You are viewing a plain text version of this content. The canonical link for it is here.
Posted to dev@synapse.apache.org by Paul Fremantle <pz...@gmail.com> on 2007/12/28 10:16:49 UTC

Re: Possible improvements in XSLTMediator

> > One more improvement.... I think we should make it possible to change
> > the default size that triggers a file using a config file (e.g.
> > synapse.properties).
>
> I agree. Please raise a JIRA :)

Done!
https://issues.apache.org/jira/browse/SYNAPSE-217

>
> > Anything else?
>
> I had a look at the code that handles the case where the output of the
> transformation is text rather than XML. I think there are multiple
> issues:
>
> 1) There are multiple places where character streams are converted to
> byte streams and vice versa:
>
> * Since the XSLT processor is configured with a StreamResult writing
> to an OutputStream (ByteArrayOutputStream or FileOutputStream), it
> will convert the output to a byte stream.
> * The output is then converted back to a character stream using
> ByteArrayOutputStream#toString or using TextFileDataSource.
> * In VFSTransportSender it is converted back to a byte stream using
> String#getBytes or OMNode#serializeAndConsume.
>
> The problem is that nowhere the code cares about the character
> encoding that is used in these conversions. I opened SYNAPSE-215 to
> describe the issue with ByteArrayOutputStream#toString. Probably in
> many cases the different issues tend to compensate each other so that
> the end result is correct. For example, ByteArrayOutputStream#toString
> and String#getBytes both use the platform's default encoding, so that
> the original byte stream is reconstructed. However this will fail if
> the byte stream contains sequences that are not valid in the default
> encoding (this may happen e.g. in UTF-8). Anyway, Synapse should be
> fixed to handle character encodings properly from end to end.

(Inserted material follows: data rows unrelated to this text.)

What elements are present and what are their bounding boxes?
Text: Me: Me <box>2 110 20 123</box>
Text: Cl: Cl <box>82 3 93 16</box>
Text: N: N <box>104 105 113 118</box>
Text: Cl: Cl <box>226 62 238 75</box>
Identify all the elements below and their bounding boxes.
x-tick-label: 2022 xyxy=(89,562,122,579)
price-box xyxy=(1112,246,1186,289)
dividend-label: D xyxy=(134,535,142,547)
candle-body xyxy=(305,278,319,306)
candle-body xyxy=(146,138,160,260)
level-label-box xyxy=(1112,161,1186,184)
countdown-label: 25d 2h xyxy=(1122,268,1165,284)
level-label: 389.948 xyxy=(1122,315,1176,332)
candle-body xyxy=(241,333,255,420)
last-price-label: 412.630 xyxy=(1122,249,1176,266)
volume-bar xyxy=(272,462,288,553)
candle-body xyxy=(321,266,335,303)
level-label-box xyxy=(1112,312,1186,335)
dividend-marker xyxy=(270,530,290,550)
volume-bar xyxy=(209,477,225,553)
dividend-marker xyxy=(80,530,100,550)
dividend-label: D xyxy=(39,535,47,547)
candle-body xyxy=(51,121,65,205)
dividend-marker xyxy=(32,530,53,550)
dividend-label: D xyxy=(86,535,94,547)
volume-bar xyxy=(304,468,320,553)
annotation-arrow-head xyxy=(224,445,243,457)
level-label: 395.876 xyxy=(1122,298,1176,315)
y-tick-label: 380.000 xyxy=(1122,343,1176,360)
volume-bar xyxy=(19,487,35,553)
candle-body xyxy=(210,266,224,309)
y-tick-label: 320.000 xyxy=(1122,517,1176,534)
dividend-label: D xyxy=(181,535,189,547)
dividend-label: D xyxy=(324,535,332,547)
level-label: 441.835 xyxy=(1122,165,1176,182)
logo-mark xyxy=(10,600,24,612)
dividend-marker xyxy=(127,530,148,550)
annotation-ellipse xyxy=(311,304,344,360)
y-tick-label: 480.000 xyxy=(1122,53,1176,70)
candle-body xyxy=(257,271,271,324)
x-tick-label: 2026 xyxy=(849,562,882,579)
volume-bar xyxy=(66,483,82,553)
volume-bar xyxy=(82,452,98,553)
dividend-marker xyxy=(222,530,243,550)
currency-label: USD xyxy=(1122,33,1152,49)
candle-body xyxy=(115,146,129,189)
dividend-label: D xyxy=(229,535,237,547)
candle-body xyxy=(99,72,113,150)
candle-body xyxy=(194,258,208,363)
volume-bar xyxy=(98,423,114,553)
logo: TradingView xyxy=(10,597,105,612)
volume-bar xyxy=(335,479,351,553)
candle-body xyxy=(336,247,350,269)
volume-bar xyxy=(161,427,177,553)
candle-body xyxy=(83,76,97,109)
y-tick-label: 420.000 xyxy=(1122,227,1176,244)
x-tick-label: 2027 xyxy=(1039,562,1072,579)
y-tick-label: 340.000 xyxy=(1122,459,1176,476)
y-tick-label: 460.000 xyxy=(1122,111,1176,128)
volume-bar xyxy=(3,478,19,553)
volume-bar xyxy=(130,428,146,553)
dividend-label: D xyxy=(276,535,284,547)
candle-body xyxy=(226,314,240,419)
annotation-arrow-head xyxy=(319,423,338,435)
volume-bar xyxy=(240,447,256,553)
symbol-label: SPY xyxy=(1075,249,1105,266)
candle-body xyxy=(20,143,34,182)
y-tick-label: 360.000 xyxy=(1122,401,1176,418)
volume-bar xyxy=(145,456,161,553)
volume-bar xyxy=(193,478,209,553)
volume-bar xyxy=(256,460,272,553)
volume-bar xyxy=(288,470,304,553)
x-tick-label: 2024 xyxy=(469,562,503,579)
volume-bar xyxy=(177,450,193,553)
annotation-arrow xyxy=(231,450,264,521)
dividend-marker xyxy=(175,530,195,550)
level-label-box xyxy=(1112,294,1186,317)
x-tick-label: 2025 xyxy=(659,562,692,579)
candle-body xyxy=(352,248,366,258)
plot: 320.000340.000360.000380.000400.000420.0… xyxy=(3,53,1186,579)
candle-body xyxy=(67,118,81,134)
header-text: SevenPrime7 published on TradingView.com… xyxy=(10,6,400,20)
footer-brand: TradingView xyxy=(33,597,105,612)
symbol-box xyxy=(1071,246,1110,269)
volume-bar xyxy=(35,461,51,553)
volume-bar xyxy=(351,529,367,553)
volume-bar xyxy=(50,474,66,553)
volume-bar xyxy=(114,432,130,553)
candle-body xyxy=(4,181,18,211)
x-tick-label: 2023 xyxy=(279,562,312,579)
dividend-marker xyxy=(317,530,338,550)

I agree we need to think this through more thoroughly.


> 2) There are specific issues with TextFileDataSource:
>
> * When a ByteArrayOutputStream is used, the result is parsed as plain
> text (since an OMText object is created directly from the result of
> ByteArrayOutputStream#toString). On the other hand, when
> TextFileDataSource is used, the result is parsed as XML (more
> precisely as an external parsed general entity). For example, the
> ampersand (&) is considered as the start character for an XML entity.
> I opened SYNAPSE-216 for this issue. Note however that when the data
> is consumed by VFSTransportSender, this problem is circumvented by the
> fact that the serialize method bypasses the XML parsing...

Well spotted. Thanks!

> * TextFileDataSource implements OMDataSource but doesn't respect the
> contract (the Javadoc of OMDataSource is not very explicit but this
> can be seen from various examples in the Axis 2 source code):
> - serialize(OutputStream, OMOutputFormat) doesn't output the <text>
> wrapper element (actually the code is commented out) and doesn't take
> into account the character encoding specified by the OMOutputFormat.
> - serialize(Writer, OMOutputFormat) only outputs an empty <text>
> element.
> While this is exactly what is expected by VFSTransportSender, this
> might lead to unexpected results in other situations.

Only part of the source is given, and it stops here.